Some thoughts on Asian Technique and food philosophy

Knife skills are very similar across the cuisines to my thinking and limited experience. The cleavers of Asia are really more chef knives in thickness and cutting ability, with other knives for hacking bones and such. The cleaver style offers some advantages for cuts more common in Asian food than Western food. The high sides help with thin planking cuts and batons/batonnet. Chinese cuisine takes this a step further with cuts referenced as "hair". I've seen this for a presentation platter of chicken and ham, but can't find this Martin Yan video right now. Similarly, Grace Young talks about this with ginger. 

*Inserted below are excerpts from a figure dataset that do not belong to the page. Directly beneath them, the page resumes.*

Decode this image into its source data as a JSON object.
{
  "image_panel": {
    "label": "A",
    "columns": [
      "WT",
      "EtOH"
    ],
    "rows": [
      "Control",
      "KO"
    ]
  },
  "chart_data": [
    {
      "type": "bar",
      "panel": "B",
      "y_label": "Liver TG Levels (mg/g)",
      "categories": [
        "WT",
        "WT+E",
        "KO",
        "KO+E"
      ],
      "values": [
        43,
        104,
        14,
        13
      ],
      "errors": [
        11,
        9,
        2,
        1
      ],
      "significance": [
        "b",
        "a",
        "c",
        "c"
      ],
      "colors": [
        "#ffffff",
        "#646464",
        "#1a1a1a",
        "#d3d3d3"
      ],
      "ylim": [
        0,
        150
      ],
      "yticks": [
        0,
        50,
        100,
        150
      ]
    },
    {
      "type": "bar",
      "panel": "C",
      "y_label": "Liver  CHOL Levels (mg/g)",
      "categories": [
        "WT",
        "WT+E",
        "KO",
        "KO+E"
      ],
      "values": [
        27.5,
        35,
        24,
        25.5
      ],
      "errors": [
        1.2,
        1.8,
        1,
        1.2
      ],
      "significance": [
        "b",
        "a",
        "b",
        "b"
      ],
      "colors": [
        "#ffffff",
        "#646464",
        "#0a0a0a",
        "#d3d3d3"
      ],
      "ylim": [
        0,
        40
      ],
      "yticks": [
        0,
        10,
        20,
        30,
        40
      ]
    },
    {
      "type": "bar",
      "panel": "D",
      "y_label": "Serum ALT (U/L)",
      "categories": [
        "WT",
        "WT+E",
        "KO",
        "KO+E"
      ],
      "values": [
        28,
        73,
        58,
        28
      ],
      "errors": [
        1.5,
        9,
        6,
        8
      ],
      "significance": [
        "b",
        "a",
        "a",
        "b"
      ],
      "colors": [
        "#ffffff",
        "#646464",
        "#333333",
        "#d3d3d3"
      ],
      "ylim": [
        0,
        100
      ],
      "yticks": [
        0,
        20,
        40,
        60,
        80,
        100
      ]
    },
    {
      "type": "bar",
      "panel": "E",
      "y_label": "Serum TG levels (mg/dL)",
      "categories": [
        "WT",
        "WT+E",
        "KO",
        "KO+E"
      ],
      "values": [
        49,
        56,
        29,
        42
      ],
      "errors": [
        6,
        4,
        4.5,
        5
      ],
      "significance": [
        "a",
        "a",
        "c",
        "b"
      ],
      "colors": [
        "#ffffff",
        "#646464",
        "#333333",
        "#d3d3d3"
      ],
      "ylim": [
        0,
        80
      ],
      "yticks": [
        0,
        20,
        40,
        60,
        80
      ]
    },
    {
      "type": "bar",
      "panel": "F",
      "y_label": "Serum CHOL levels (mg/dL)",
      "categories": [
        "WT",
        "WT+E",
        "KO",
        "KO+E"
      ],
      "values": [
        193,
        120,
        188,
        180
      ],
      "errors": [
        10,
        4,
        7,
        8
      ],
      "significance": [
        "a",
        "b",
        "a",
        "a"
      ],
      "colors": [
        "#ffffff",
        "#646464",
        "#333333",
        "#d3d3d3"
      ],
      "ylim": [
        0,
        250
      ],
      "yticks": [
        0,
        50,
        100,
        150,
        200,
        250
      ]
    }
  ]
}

Baking, as in the West, was communal originally You didn't bake at home, but there was a communal oven or business that everyone used. An oven and it's fueling required a fair amount of infrastructure.  In the west, this became a more personal household thing with wealth and more readily available fuel. In Asia, it stayed with the community.  So roasted meats, baked goods were purchased. Even today in the US, most Asian grocers serving a big enough community offer roasted fowl and pork for purchase 

Steaming and boiling have a greater use. They could steam a course or two over the cooking rice. This was efficient in both time and fuel use. While Americans go to a Chinese restaurant and order a stream of stir fried dishes, the meal is designed rather differently in China.  Figure on a separate cooked dish for each guest you'll have. Each guest will eat a small amount from each of the different dishes, including soup and rice. And soup is more often the beverage for the meal in China rather than tea or wine, though things are changing as China becomes wealthier.  You couldn't stir fry that many dishes and serve them at once. So boiled, fried, steaming, braising, cold dishes all enter in the meal. It's the only practical way to achieve it. 

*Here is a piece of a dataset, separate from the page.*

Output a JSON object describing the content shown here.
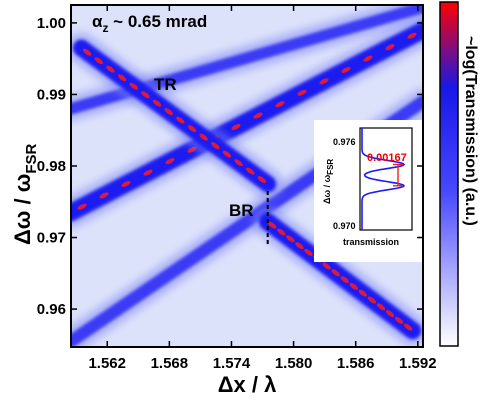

Rather than cooking for a long time to develop flavors (though there are these dishes too), food is combined with dried, aged and  fermented ingredients to build complexity quickly in the pan. Vietnam has a broad and difficult to find range of fresh herbs common to the meal as well. Some dishes harmonize, others contrast with themselves. Texture is far more important than in the west, often revering slipperyness and things that are offputting to westerners. 

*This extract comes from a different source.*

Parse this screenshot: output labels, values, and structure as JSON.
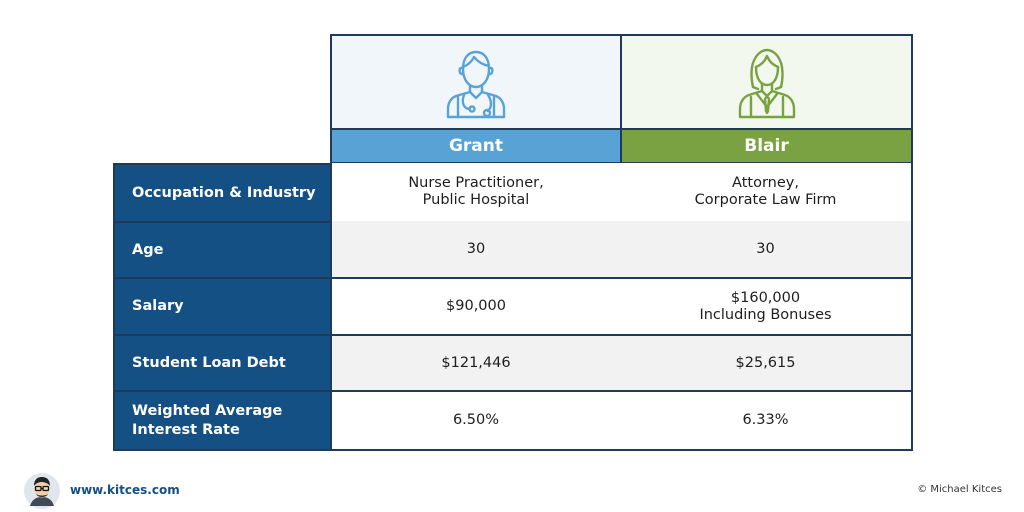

There is a holistic philosophy of food and health that is used to build the ingredients and cooking methods into the final meal. This is not a simple thing to grasp, but becomes intuitive to those who live in the culture. Ingredients and dishes and methods are considered yin and yang. Similarly, these same concepts are broken down into five "humours" or elements that reflect aspects of health and balanced living. There is also a whole traditional medical practice based on this philosophy.  Hot and Sour soup is more medicine as a meal than a side dish.